Given the loss of jobs to foreign competition, corporate downsizing, and a weakened dollar many of these High-Risk Sub-Prime Loans are in/going into default thus causing their value to significantly decrease. This decrease is causing the Financial Institutions and investors to exercise their CDS’ to protect against their losses. Given that CDS Market is a $62 Trillion Dollar unregulated Market, you have many companies unable to fulfill their financial commitments thus being forced to close their doors or succumb to a buy-out from a larger company, e.g. Merrill Lynch, AIG, Lehman’s, Wachovia, etc. This has caused many Foreign Investors and Financial Institutions to refuse to purchase any Financial Products from the U.S. for fear that these products will prove to be a worthless investment when these Structured Assets are properly valued to the Market.
This is why the $840 Billion Dollar bail-out was needed. The bail-out is focused at buying many of these bad loans in the Market to allow financial institutions the opportunity to get this bad debt off their books and focus on developing means to strengthen their existing assets
Given this financial crisis, the average American is left with a few options:
- Don’t panic – resist the urge to make rash moves or react to hear say.
- Educate yourself – become aware of the activity in the financial market place and its trends.

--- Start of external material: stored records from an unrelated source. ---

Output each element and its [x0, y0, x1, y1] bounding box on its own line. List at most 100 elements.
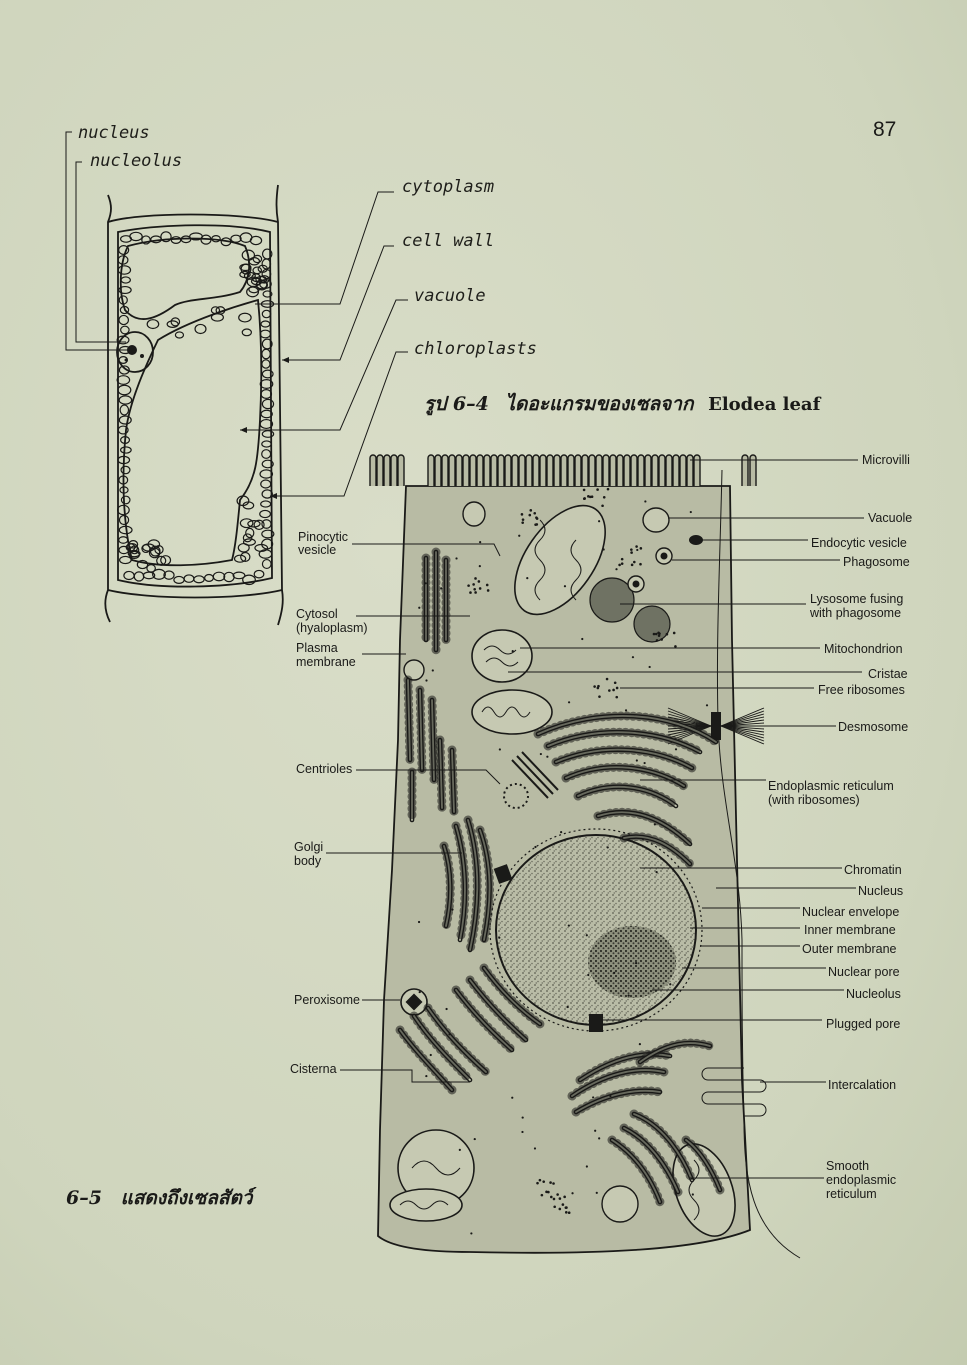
chloroplast	[163, 570, 175, 580]
chloroplast	[242, 538, 256, 546]
plant-cell-wall-right	[275, 184, 284, 626]
microvillus	[595, 454, 603, 486]
chloroplast	[118, 395, 133, 405]
label-animal-vacuole: Vacuole	[868, 511, 912, 525]
chloroplast	[117, 265, 132, 275]
label-inner-membrane: Inner membrane	[804, 923, 896, 937]
label-er-2: (with ribosomes)	[768, 793, 860, 807]
chloroplast	[261, 449, 272, 459]
chloroplast	[119, 555, 132, 565]
mitochondrion-lower	[471, 689, 553, 735]
page-number: 87	[873, 118, 896, 141]
chloroplast	[156, 555, 167, 566]
label-mitochondrion: Mitochondrion	[824, 642, 903, 656]
chloroplast	[133, 571, 145, 582]
caption-figure-6-5: 6–5 แสดงถึงเซลสัตว์	[66, 1186, 257, 1209]
chloroplast	[120, 495, 131, 505]
chloroplast	[230, 234, 242, 243]
label-free-ribosomes: Free ribosomes	[818, 683, 905, 697]
label-peroxisome: Peroxisome	[294, 993, 360, 1007]
chloroplast	[259, 329, 272, 339]
chloroplast	[166, 320, 179, 328]
label-plasma-2: membrane	[296, 655, 356, 669]
endocytic-vesicle	[689, 535, 703, 545]
chloroplast	[261, 398, 275, 410]
chloroplast	[193, 575, 205, 584]
label-phagosome: Phagosome	[843, 555, 910, 569]
chloroplast	[120, 325, 130, 335]
chloroplast	[253, 519, 265, 531]
microvillus	[397, 454, 405, 486]
chloroplast	[261, 369, 274, 379]
chloroplast	[261, 529, 275, 539]
microvillus	[383, 454, 391, 486]
chloroplast	[262, 290, 273, 298]
microvillus	[504, 454, 512, 486]
label-smooth-er-1: Smooth	[826, 1159, 869, 1173]
er-golgi-group	[395, 547, 725, 1207]
label-vacuole: vacuole	[414, 286, 486, 306]
plant-cell-wall-left	[104, 194, 112, 623]
chloroplast	[241, 249, 256, 261]
microvillus	[574, 454, 582, 486]
chloroplast	[254, 543, 269, 552]
label-chromatin: Chromatin	[844, 863, 902, 877]
chloroplast	[117, 455, 131, 465]
centriole-ring	[503, 783, 529, 809]
chloroplast	[194, 323, 207, 335]
chloroplast	[120, 435, 131, 445]
microvillus	[679, 454, 687, 486]
microvillus	[441, 454, 449, 486]
leader-chloroplasts	[270, 351, 408, 497]
leader-nucleus	[65, 131, 128, 351]
label-smooth-er-3: reticulum	[826, 1187, 877, 1201]
chloroplast	[129, 231, 143, 242]
plant-cell-diagram: nucleus nucleolus cytoplasm cell wall va…	[65, 123, 822, 626]
microvillus	[483, 454, 491, 486]
chloroplast	[220, 237, 232, 247]
chloroplast	[239, 263, 252, 272]
chloroplast	[118, 365, 130, 375]
microvilli-group	[369, 454, 757, 486]
chloroplast	[232, 571, 246, 580]
chloroplast	[118, 245, 130, 255]
microvillus	[525, 454, 533, 486]
chloroplast	[118, 514, 130, 526]
leader-cell-wall	[282, 245, 394, 361]
microvillus	[511, 454, 519, 486]
microvillus	[462, 454, 470, 486]
chloroplast	[259, 469, 274, 479]
microvillus	[497, 454, 505, 486]
chloroplast	[237, 542, 250, 553]
chloroplast	[119, 446, 132, 454]
microvillus	[476, 454, 484, 486]
chloroplast	[242, 533, 253, 543]
nuclear-pore-left	[493, 864, 513, 884]
chloroplast	[261, 348, 271, 360]
chloroplast	[261, 519, 272, 529]
chloroplast	[242, 574, 256, 586]
chloroplast	[118, 314, 130, 326]
label-golgi-2: body	[294, 854, 322, 868]
animal-labels-left: Pinocytic vesicle Cytosol (hyaloplasm) P…	[290, 530, 368, 1076]
chloroplast	[240, 551, 251, 562]
chloroplast	[116, 504, 130, 516]
label-centrioles: Centrioles	[296, 762, 352, 776]
leader-nucleolus	[75, 161, 126, 343]
microvillus	[390, 454, 398, 486]
label-chloroplasts: chloroplasts	[414, 339, 537, 359]
microvillus	[630, 454, 638, 486]
chloroplast	[160, 555, 172, 566]
chloroplast	[119, 486, 129, 494]
chloroplast	[259, 418, 274, 430]
chloroplast	[119, 404, 130, 416]
chloroplast	[154, 545, 164, 555]
chloroplast	[259, 379, 274, 389]
plant-vacuole-upper	[119, 237, 251, 320]
chloroplast	[261, 459, 274, 469]
chloroplast	[261, 309, 272, 319]
intercalation	[701, 1067, 767, 1117]
label-golgi-1: Golgi	[294, 840, 323, 854]
chloroplast	[261, 258, 272, 270]
chloroplast	[261, 489, 273, 499]
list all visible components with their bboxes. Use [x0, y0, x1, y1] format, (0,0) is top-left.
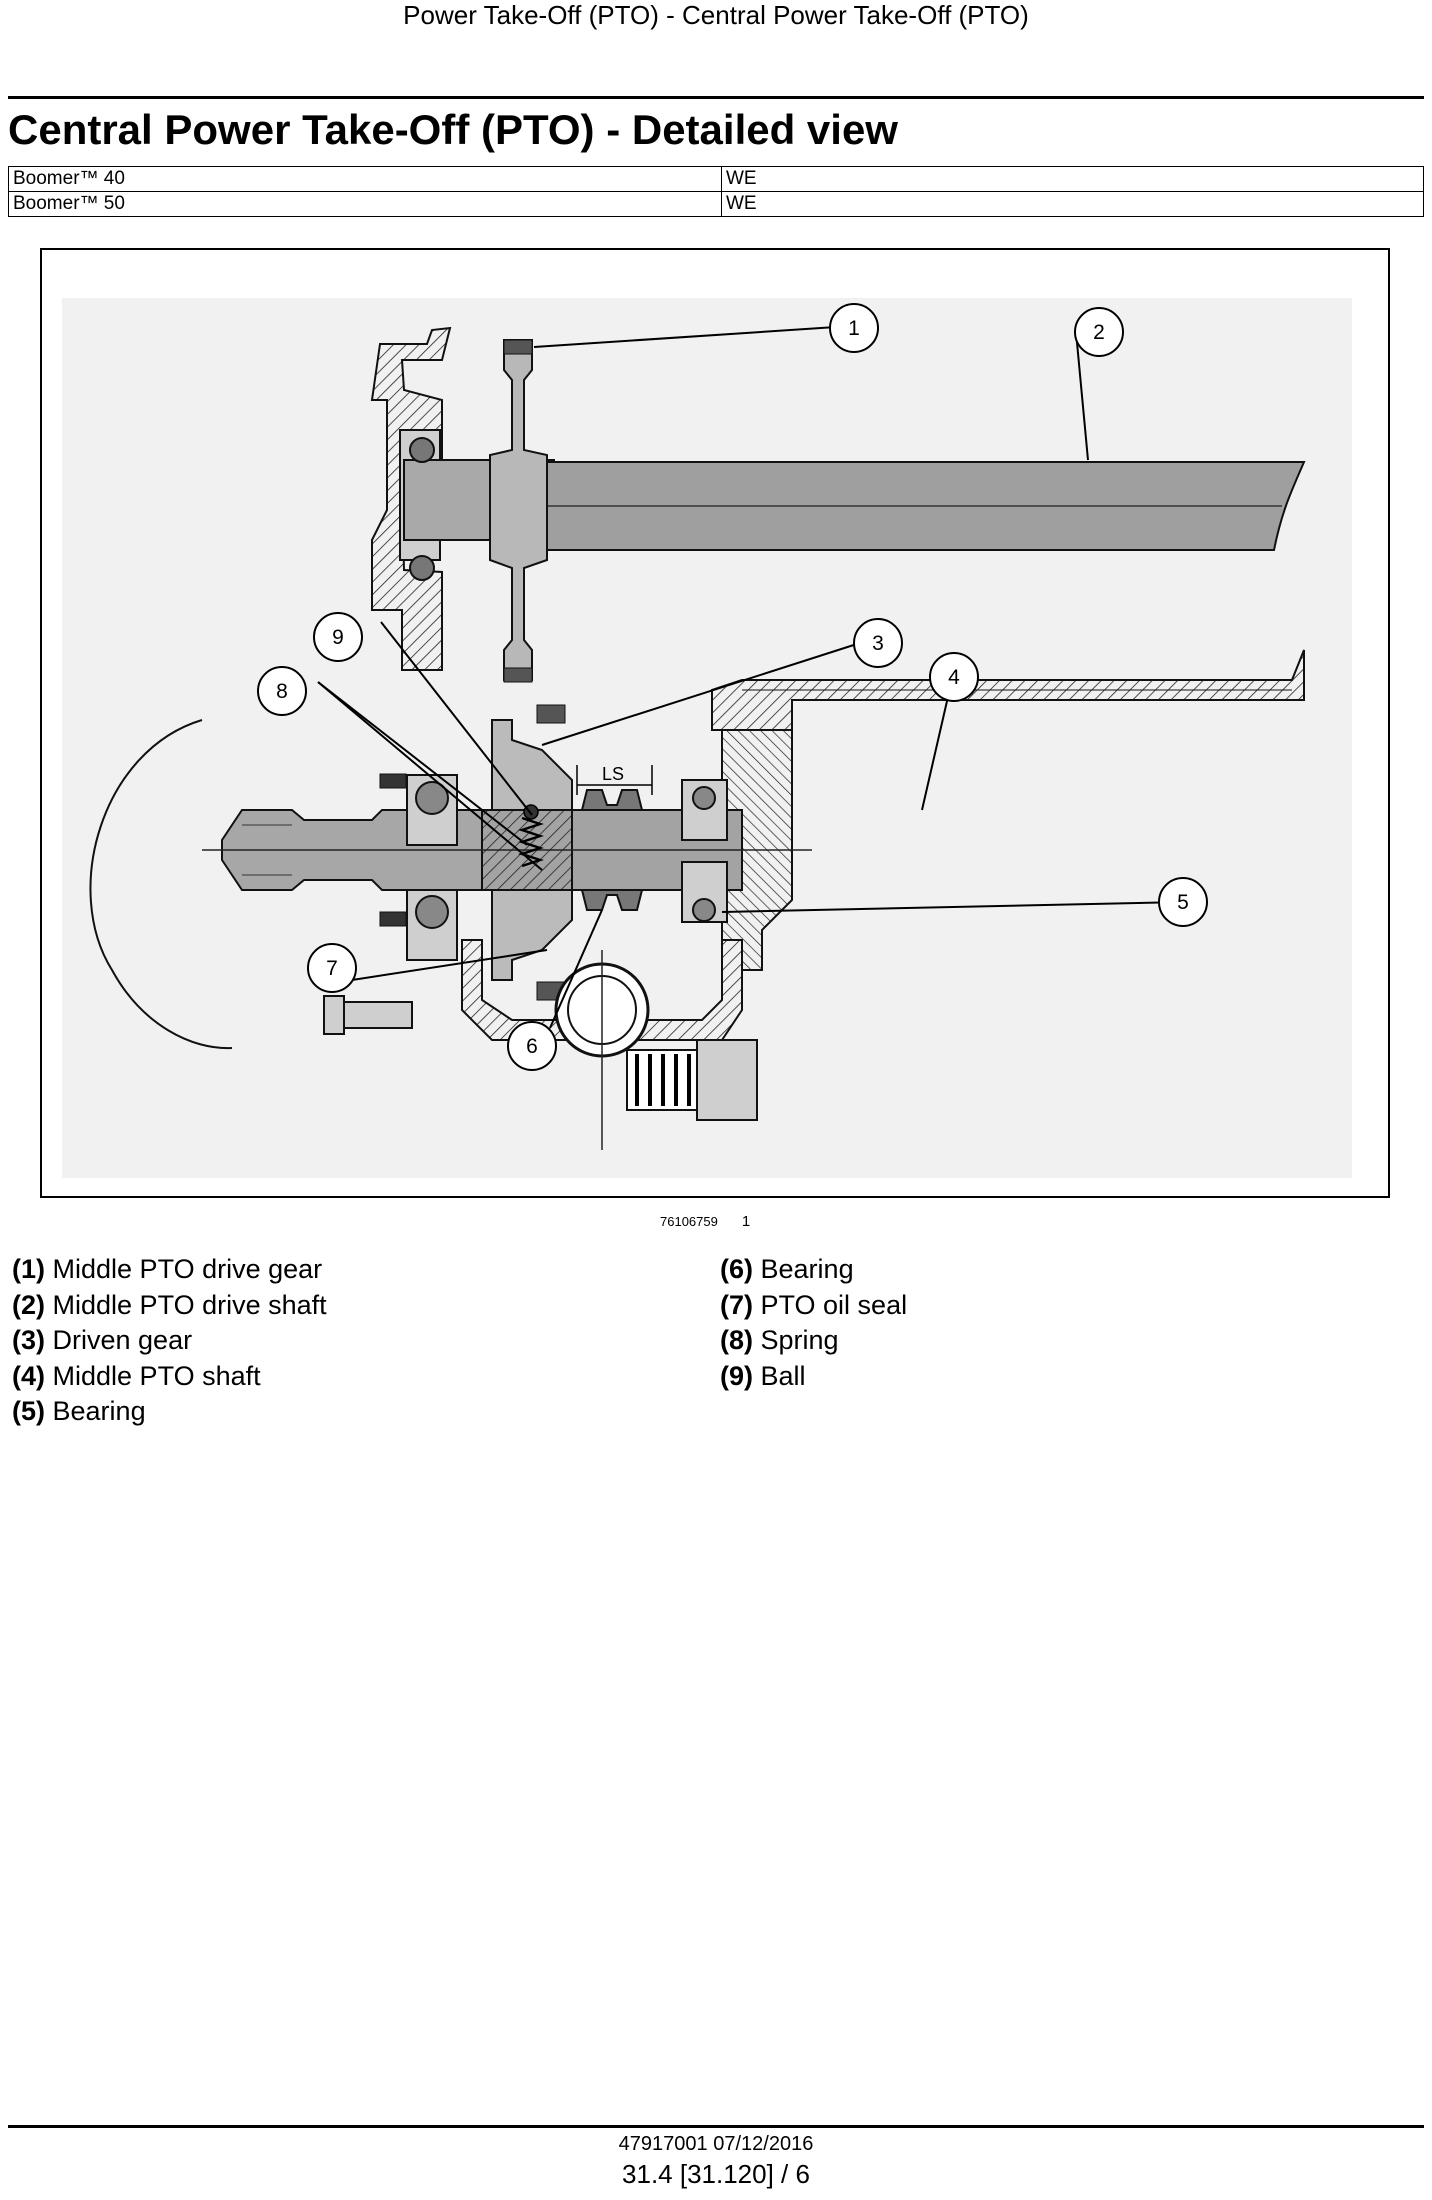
callout-1 [829, 303, 879, 353]
upper-bearing-ball [409, 437, 435, 463]
bearing-ball [692, 786, 716, 810]
callout-3-label: 3 [872, 632, 884, 655]
running-header: Power Take-Off (PTO) - Central Power Tak… [403, 0, 1029, 30]
model-name: Boomer™ 50 [8, 191, 722, 217]
bolt-head [323, 995, 345, 1035]
model-code: WE [721, 191, 1424, 217]
gear-tooth [503, 339, 533, 355]
callout-2-label: 2 [1093, 321, 1105, 344]
gear-tooth [503, 667, 533, 683]
legend-item: (8) Spring [720, 1323, 907, 1359]
pto-cross-section-drawing: LS 1 2 3 [62, 298, 1352, 1178]
footer-page-number: 31.4 [31.120] / 6 [622, 2159, 810, 2189]
callout-leaders [317, 326, 1185, 1029]
legend-number: (3) [12, 1325, 45, 1355]
upper-housing [370, 326, 452, 671]
legend-text: Bearing [52, 1396, 146, 1426]
legend-number: (2) [12, 1289, 45, 1320]
ls-dimension-label: LS [602, 764, 624, 784]
callout-7-label: 7 [326, 957, 338, 980]
callout-3 [853, 618, 903, 668]
legend-number: (1) [12, 1254, 45, 1284]
legend-text: Ball [760, 1360, 806, 1391]
clutch-teeth [580, 789, 644, 811]
driven-gear-upper [491, 719, 573, 811]
callout-9-label: 9 [332, 626, 344, 649]
legend-text: Middle PTO drive shaft [52, 1289, 327, 1320]
mounting-bolt [341, 1001, 413, 1029]
figure-number: 1 [741, 1213, 751, 1230]
table-row: Boomer™ 50 WE [8, 191, 1424, 217]
legend-left-column: (1) Middle PTO drive gear (2) Middle PTO… [12, 1252, 327, 1430]
callout-6-label: 6 [526, 1035, 538, 1058]
legend-text: Spring [760, 1325, 839, 1355]
callout-2 [1074, 307, 1124, 357]
legend-item: (9) Ball [720, 1359, 907, 1395]
oil-seal-upper [379, 773, 407, 789]
header-rule [8, 96, 1424, 99]
bearing-5-ball [692, 898, 716, 922]
legend-text: Middle PTO drive gear [52, 1254, 323, 1284]
legend-right-column: (6) Bearing (7) PTO oil seal (8) Spring … [720, 1252, 907, 1394]
callout-1-label: 1 [848, 317, 860, 340]
legend-item: (7) PTO oil seal [720, 1288, 907, 1324]
oil-seal-lower [379, 911, 407, 927]
legend-number: (9) [720, 1360, 753, 1391]
legend-number: (6) [720, 1254, 753, 1284]
bearing-block-right [681, 779, 728, 841]
driven-gear-lower [491, 889, 573, 981]
legend-number: (8) [720, 1325, 753, 1355]
legend-item: (3) Driven gear [12, 1323, 327, 1359]
bearing-ball [415, 781, 449, 815]
model-name: Boomer™ 40 [8, 166, 722, 192]
model-code: WE [721, 166, 1424, 192]
model-applicability-table: Boomer™ 40 WE Boomer™ 50 WE [8, 166, 1424, 217]
callout-8-label: 8 [276, 680, 288, 703]
figure-caption: 76106759 1 [660, 1213, 750, 1230]
callout-4-label: 4 [948, 666, 960, 689]
table-row: Boomer™ 40 WE [8, 166, 1424, 192]
callout-4 [929, 652, 979, 702]
legend-item: (2) Middle PTO drive shaft [12, 1288, 327, 1324]
callout-8 [257, 666, 307, 716]
legend-item: (6) Bearing [720, 1252, 907, 1288]
legend-text: PTO oil seal [760, 1289, 908, 1320]
gear-tooth [536, 704, 566, 724]
technical-drawing-frame: LS 1 2 3 [40, 248, 1390, 1198]
callout-9 [313, 612, 363, 662]
swing-arc [89, 719, 233, 1050]
legend-item: (4) Middle PTO shaft [12, 1359, 327, 1395]
figure-image-id: 76106759 [660, 1214, 718, 1229]
upper-bearing-ball [409, 555, 435, 581]
page-title: Central Power Take-Off (PTO) - Detailed … [8, 106, 898, 153]
callout-7 [307, 943, 357, 993]
legend-text: Bearing [760, 1254, 854, 1284]
footer-document-id: 47917001 07/12/2016 [618, 2133, 814, 2155]
clutch-teeth [580, 889, 644, 911]
callout-5 [1158, 877, 1208, 927]
legend-number: (4) [12, 1360, 45, 1391]
legend-number: (5) [12, 1396, 45, 1426]
legend-text: Driven gear [52, 1325, 193, 1355]
bearing-6-ball [415, 895, 449, 929]
callout-6 [507, 1021, 557, 1071]
callout-5-label: 5 [1177, 891, 1189, 914]
legend-item: (1) Middle PTO drive gear [12, 1252, 327, 1288]
plunger-plug [696, 1039, 758, 1121]
legend-text: Middle PTO shaft [52, 1360, 261, 1391]
legend-item: (5) Bearing [12, 1394, 327, 1430]
footer-rule [8, 2125, 1424, 2128]
legend-number: (7) [720, 1289, 753, 1320]
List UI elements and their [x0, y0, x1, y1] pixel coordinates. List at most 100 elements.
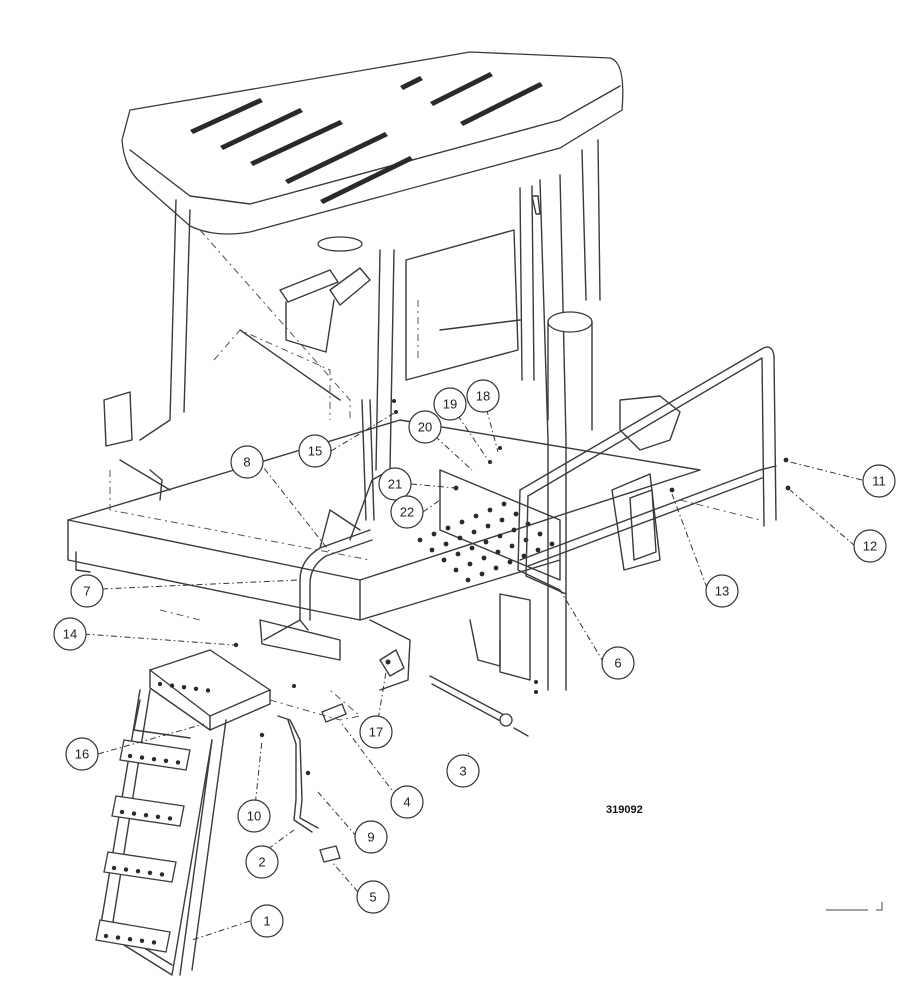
ladder-tread-holes [103, 681, 211, 945]
tread-hole [155, 814, 161, 819]
callout-2: 2 [245, 845, 279, 879]
tread-hole [157, 681, 163, 687]
tread-hole [159, 872, 165, 877]
tread-hole [151, 757, 157, 762]
deck-hole [521, 553, 527, 559]
tread-hole [119, 809, 125, 815]
deck-hole [417, 537, 423, 543]
tread-hole [127, 937, 133, 942]
callout-label: 15 [308, 444, 322, 459]
callout-label: 7 [83, 584, 90, 599]
bracket-17 [379, 649, 405, 677]
callout-4: 4 [390, 785, 424, 819]
deck-hole [507, 559, 513, 565]
deck-hole [523, 537, 529, 543]
callout-20: 20 [408, 410, 442, 444]
callout-label: 14 [63, 627, 77, 642]
callout-label: 13 [715, 584, 729, 599]
callout-label: 10 [247, 809, 261, 824]
callout-14: 14 [53, 617, 87, 651]
callout-8: 8 [230, 445, 264, 479]
tread-hole [205, 688, 211, 693]
leader-lines [83, 395, 863, 941]
callout-17: 17 [359, 715, 393, 749]
callout-22: 22 [390, 495, 424, 529]
deck-hole [465, 577, 471, 583]
callout-label: 4 [403, 795, 410, 810]
deck-hole [457, 535, 463, 541]
callout-label: 16 [75, 747, 89, 762]
tread-hole [139, 938, 145, 943]
deck-hole [431, 531, 437, 537]
cab-frame [139, 139, 601, 691]
callout-9: 9 [354, 820, 388, 854]
tread-hole [143, 813, 149, 818]
callout-11: 11 [862, 464, 896, 498]
roof-slots [190, 72, 543, 204]
deck-hole [509, 543, 515, 549]
deck-hole [471, 529, 477, 535]
callout-7: 7 [70, 574, 104, 608]
deck-hole [483, 539, 489, 545]
callout-label: 2 [258, 855, 265, 870]
callout-16: 16 [65, 737, 99, 771]
tread-hole [175, 760, 181, 765]
callout-5: 5 [356, 880, 390, 914]
tread-hole [135, 869, 141, 874]
deck-hole [479, 571, 485, 577]
tread-hole [167, 816, 173, 821]
tread-hole [151, 940, 157, 945]
callout-label: 6 [614, 656, 621, 671]
callout-label: 19 [443, 397, 457, 412]
callout-label: 9 [367, 830, 374, 845]
tread-hole [169, 683, 175, 688]
callout-10: 10 [237, 799, 271, 833]
deck-hole [487, 507, 493, 513]
tread-hole [181, 685, 187, 690]
callout-label: 5 [369, 890, 376, 905]
deck-hole [513, 511, 519, 517]
callout-15: 15 [298, 434, 332, 468]
corner-mark [826, 902, 883, 911]
callout-label: 20 [418, 420, 432, 435]
deck-hole [481, 555, 487, 561]
callout-label: 12 [863, 539, 877, 554]
callout-19: 19 [433, 387, 467, 421]
deck-hole [495, 549, 501, 555]
callout-label: 8 [243, 455, 250, 470]
callout-label: 11 [872, 474, 886, 489]
pivot-shaft-3 [429, 675, 529, 737]
callout-1: 1 [250, 904, 284, 938]
deck-hole [455, 551, 461, 557]
callout-label: 1 [263, 914, 270, 929]
access-ladder [95, 649, 272, 976]
pad-5 [319, 845, 341, 863]
callout-label: 21 [388, 477, 402, 492]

- Develop a global investment mind-set – look for companies that have a solid presence in the Global market place vs. solid U.S. presence.
- Live within your means – avoid taking on any additional credit obligations and work to eliminate the ones you have.
- Seek expert advice – align yourself with a certified financial planner and/or accountant, Tax Attorney, etc.
Given the complexity of this crisis, a bit of prayer and vigilance seem to be the truest answer to this Economic Crisis.